Now we can use the two-dimensional embedding to visualise different data:

plt.scatter(
    embedding[:, 0],
    embedding[:, 1],
    c=penguins["culmen_length_mm"])
plt.title("culmen_length_mm")
plt.colorbar()
plt.show()
plt.scatter(
    embedding[:, 0],
    embedding[:, 1],
    c=penguins["culmen_depth_mm"])
plt.title("culmen_depth_mm")
plt.colorbar()
plt.show()
plt.scatter(
    embedding[:, 0],
    embedding[:, 1],
    c=penguins["flipper_length_mm"])
plt.title("flipper_length_mm")
plt.colorbar()
plt.show()
plt.scatter(
    embedding[:, 0],
    embedding[:, 1],
    c=penguins["body_mass_g"])
plt.title("body_mass_g")
plt.colorbar()
plt.show()

n_neighbors#

for n in (2, 5, 15, 100, 1000):
    reducer = umap.UMAP(n_neighbors=n)
    embedding = reducer.fit_transform(scaled_penguin_data)
    plt.scatter(
        embedding[:, 0],
        embedding[:, 1],
        c=[sns.color_palette()[x] for x in penguins.species_short.map({"Adelie":0, "Chinstrap":1, "Gentoo":2})]
        )
    plt.title('n_neighbors = {}'.format(n))
    plt.show()

n_neighbors does focus on fine grained structure, when kept small.

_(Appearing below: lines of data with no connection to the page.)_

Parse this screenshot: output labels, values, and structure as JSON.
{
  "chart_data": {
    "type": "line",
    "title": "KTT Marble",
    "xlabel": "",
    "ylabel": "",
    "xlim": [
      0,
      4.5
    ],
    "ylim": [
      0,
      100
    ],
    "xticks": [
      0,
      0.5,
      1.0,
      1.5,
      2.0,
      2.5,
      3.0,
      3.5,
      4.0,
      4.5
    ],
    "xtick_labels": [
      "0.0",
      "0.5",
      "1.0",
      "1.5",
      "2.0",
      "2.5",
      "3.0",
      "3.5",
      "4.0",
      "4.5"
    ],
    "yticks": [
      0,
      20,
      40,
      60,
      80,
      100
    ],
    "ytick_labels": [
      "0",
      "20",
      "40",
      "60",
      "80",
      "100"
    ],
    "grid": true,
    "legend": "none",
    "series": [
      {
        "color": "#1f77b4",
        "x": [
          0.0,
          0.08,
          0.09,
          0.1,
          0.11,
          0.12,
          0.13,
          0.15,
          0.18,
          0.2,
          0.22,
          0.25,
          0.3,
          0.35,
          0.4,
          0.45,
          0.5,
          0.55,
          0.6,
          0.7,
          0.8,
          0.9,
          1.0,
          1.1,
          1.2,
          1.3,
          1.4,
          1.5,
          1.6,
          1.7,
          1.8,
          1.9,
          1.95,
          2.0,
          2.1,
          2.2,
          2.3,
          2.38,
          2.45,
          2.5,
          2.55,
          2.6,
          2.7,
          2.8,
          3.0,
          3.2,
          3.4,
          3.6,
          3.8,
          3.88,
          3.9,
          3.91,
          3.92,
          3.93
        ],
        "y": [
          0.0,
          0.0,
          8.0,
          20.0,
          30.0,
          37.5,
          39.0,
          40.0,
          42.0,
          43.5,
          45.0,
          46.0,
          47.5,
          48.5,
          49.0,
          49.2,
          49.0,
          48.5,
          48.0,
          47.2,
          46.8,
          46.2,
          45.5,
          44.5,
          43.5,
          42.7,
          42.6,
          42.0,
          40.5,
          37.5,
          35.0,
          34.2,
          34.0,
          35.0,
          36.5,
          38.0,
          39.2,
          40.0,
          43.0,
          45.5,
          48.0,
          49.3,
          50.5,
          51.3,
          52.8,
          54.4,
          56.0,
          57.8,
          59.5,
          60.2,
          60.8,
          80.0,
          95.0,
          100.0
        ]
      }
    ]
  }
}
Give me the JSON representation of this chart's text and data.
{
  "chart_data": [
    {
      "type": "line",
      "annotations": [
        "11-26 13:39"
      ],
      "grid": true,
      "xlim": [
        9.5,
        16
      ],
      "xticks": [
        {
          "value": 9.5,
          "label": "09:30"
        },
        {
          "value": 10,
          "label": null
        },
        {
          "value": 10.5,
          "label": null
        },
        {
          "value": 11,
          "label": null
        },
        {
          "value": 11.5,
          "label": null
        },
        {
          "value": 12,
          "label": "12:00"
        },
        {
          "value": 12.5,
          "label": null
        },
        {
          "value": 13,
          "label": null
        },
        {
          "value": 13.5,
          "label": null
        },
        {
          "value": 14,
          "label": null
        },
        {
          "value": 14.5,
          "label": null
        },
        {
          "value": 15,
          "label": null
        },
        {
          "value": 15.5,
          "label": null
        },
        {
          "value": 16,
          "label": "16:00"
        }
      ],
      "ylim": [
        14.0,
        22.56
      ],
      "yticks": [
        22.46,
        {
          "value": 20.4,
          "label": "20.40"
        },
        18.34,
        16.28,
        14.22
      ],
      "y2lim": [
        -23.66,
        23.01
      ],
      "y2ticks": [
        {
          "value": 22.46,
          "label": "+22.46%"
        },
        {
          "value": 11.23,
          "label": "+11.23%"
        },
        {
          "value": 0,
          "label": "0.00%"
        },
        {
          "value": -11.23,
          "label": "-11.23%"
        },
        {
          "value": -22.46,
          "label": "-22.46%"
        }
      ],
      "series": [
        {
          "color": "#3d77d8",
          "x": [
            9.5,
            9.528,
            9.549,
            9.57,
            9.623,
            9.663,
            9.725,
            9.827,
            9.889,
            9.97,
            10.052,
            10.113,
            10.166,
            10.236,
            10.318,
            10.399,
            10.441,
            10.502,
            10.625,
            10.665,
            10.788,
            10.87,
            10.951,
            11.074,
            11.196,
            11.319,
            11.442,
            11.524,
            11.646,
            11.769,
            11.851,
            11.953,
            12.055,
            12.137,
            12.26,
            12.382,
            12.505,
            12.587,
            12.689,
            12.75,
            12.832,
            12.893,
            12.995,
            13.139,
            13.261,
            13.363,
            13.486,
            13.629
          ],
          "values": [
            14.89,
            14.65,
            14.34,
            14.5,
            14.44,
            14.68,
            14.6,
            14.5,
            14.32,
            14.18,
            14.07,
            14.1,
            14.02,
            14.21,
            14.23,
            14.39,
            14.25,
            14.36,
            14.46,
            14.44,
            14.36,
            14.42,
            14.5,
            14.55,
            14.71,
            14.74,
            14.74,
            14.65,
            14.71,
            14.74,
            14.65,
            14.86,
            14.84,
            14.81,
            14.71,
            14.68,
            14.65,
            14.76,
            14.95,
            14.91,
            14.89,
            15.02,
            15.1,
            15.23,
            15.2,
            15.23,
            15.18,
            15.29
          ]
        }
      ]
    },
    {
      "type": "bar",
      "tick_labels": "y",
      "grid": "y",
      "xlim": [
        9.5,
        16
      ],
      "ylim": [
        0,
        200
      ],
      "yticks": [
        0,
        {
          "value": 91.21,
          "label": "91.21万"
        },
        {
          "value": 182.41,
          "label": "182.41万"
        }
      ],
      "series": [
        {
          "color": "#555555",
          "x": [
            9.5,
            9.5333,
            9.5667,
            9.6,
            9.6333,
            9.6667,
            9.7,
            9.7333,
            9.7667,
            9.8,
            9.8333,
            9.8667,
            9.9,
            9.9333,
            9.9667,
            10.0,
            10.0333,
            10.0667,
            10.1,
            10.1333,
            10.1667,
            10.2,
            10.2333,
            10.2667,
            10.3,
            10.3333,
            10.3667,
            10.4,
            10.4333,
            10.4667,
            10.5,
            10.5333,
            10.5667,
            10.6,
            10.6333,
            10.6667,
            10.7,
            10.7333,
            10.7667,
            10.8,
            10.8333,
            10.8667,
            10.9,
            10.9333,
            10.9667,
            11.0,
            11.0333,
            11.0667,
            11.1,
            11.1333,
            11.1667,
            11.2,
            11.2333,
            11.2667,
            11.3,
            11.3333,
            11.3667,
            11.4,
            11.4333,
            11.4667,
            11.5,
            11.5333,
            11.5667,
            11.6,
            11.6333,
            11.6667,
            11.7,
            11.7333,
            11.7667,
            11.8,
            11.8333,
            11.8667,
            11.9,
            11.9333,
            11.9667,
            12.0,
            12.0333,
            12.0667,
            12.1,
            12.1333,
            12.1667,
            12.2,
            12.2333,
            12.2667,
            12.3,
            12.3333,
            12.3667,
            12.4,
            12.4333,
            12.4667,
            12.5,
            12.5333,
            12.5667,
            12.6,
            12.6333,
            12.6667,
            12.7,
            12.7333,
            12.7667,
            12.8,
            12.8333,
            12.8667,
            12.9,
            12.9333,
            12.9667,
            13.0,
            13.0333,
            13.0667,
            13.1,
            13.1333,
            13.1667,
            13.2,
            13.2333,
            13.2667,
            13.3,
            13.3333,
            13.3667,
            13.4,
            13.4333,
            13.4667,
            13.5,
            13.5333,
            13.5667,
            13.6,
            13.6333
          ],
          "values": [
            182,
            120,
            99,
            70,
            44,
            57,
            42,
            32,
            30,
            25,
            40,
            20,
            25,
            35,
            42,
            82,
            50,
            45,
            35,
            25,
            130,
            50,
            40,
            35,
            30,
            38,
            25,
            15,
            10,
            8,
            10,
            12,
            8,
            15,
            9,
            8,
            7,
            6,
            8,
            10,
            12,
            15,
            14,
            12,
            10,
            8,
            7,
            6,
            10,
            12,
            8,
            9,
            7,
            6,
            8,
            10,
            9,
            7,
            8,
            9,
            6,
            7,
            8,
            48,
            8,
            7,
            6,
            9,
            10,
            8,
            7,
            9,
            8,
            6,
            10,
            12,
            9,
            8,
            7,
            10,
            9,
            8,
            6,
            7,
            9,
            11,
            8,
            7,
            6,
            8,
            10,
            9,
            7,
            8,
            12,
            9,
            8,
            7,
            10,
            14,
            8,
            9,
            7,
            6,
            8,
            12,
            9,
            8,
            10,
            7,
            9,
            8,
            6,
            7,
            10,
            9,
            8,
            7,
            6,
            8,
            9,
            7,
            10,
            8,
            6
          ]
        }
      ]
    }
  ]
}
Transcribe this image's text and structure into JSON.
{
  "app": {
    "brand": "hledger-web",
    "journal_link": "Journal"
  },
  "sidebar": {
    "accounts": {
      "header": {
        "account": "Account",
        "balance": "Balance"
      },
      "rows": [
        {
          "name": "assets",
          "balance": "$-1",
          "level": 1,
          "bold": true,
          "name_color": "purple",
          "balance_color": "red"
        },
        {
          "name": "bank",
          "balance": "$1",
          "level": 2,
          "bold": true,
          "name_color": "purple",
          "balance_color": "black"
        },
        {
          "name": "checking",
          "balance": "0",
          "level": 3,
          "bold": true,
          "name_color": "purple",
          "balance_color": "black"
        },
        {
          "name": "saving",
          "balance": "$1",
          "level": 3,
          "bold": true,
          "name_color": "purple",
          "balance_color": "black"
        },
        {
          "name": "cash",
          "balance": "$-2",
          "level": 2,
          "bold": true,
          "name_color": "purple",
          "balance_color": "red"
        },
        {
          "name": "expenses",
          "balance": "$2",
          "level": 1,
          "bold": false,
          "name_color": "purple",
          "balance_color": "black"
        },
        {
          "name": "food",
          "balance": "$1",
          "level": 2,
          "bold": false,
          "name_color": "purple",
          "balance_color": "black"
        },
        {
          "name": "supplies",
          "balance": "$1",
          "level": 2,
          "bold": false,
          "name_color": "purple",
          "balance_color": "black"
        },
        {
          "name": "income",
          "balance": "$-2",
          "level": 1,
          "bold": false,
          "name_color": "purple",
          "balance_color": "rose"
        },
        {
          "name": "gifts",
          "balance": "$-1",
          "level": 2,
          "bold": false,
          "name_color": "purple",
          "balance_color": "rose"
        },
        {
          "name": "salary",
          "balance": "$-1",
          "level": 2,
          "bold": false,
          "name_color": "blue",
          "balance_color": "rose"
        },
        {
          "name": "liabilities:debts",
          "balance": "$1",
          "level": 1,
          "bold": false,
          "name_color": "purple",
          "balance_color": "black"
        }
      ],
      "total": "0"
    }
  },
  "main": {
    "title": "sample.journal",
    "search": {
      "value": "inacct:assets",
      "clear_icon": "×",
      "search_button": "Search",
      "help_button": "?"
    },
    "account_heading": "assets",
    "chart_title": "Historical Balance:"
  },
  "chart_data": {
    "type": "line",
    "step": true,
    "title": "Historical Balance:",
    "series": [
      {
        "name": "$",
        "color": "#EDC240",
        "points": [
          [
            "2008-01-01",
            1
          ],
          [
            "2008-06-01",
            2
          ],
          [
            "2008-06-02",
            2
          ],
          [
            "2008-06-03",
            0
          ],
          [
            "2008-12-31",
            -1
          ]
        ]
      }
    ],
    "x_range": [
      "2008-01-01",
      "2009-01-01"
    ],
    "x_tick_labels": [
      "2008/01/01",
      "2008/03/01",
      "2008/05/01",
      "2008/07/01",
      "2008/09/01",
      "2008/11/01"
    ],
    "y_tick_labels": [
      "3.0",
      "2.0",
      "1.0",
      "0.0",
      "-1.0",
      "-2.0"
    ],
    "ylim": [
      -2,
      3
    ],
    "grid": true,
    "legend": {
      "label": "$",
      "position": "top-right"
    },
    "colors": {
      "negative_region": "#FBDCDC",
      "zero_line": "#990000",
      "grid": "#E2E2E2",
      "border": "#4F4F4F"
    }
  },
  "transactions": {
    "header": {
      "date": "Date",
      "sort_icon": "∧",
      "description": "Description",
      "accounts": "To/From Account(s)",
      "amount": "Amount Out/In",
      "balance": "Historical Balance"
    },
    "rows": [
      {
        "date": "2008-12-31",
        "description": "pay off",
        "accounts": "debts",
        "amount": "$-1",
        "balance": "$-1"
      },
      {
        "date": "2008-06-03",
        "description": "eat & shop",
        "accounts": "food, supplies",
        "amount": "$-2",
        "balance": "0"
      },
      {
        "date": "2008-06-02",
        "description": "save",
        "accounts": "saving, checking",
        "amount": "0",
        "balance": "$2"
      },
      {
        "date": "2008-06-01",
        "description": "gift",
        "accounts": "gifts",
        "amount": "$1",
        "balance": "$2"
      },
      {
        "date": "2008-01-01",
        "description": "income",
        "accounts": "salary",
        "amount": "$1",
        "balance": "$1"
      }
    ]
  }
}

Then we might miss the bigger picture. When small,it might also generate “sausages”, which can be a reason to want to modify the parameters. The higher one goes, the more cramped the clusters become. One should not define more neighbors than there are data points ;-)

min_dist#

for d in (0.0, 0.1, 0.5, 0.9):
    reducer = umap.UMAP(min_dist=d)
    embedding = reducer.fit_transform(scaled_penguin_data)
    plt.scatter(
        embedding[:, 0],
        embedding[:, 1],
        c=[sns.color_palette()[x] for x in penguins.species_short.map({"Adelie":0, "Chinstrap":1, "Gentoo":2})]
        )
    plt.title('min_dist = {}'.format(d))
    plt.show()

min_dist defines how close we allow points to lie on top of each other. The higher the value, the more loose our clusters will be.

metric#

for m in ("euclidean","cosine","correlation"):
    reducer = umap.UMAP(metric=m)
    embedding = reducer.fit_transform(scaled_penguin_data)
    plt.scatter(
        embedding[:, 0],
        embedding[:, 1],
        c=[sns.color_palette()[x] for x in penguins.species_short.map({"Adelie":0, "Chinstrap":1, "Gentoo":2})]
        )
    plt.title('metric = {}'.format(m))
    plt.show()

There are many more possibilities to define distances. Eucledian is the default, but one might look for an alternative dependent on the data. For example sparse data, i.e. data with many 0s are frequently addressed with cosine distance. Such data are for example RNA-Seq data.

Randomness#

Dont forget, there is a random component as well!
Now we are introducing different seeds, which will change the random component of UMAP

for r in (41,41,42,43):
    np.random.seed(r)
    reducer = umap.UMAP()
    embedding = reducer.fit_transform(scaled_penguin_data)
    plt.scatter(
        embedding[:, 0],
        embedding[:, 1],
        c=[sns.color_palette()[x] for x in penguins.species_short.map({"Adelie":0, "Chinstrap":1, "Gentoo":2})])
    plt.show()

spread#

for s in (0.5,1,2):
    reducer = umap.UMAP(spread=s)
    embedding = reducer.fit_transform(scaled_penguin_data)
    plt.scatter(
        embedding[:, 0],
        embedding[:, 1],
        c=[sns.color_palette()[x] for x in penguins.species_short.map({"Adelie":0, "Chinstrap":1, "Gentoo":2})]
        )
    plt.title('spread = {}'.format(s))
    plt.show()

Spread is a parameter that allows increased spread in the two dimensional space. Here it does not make a big difference.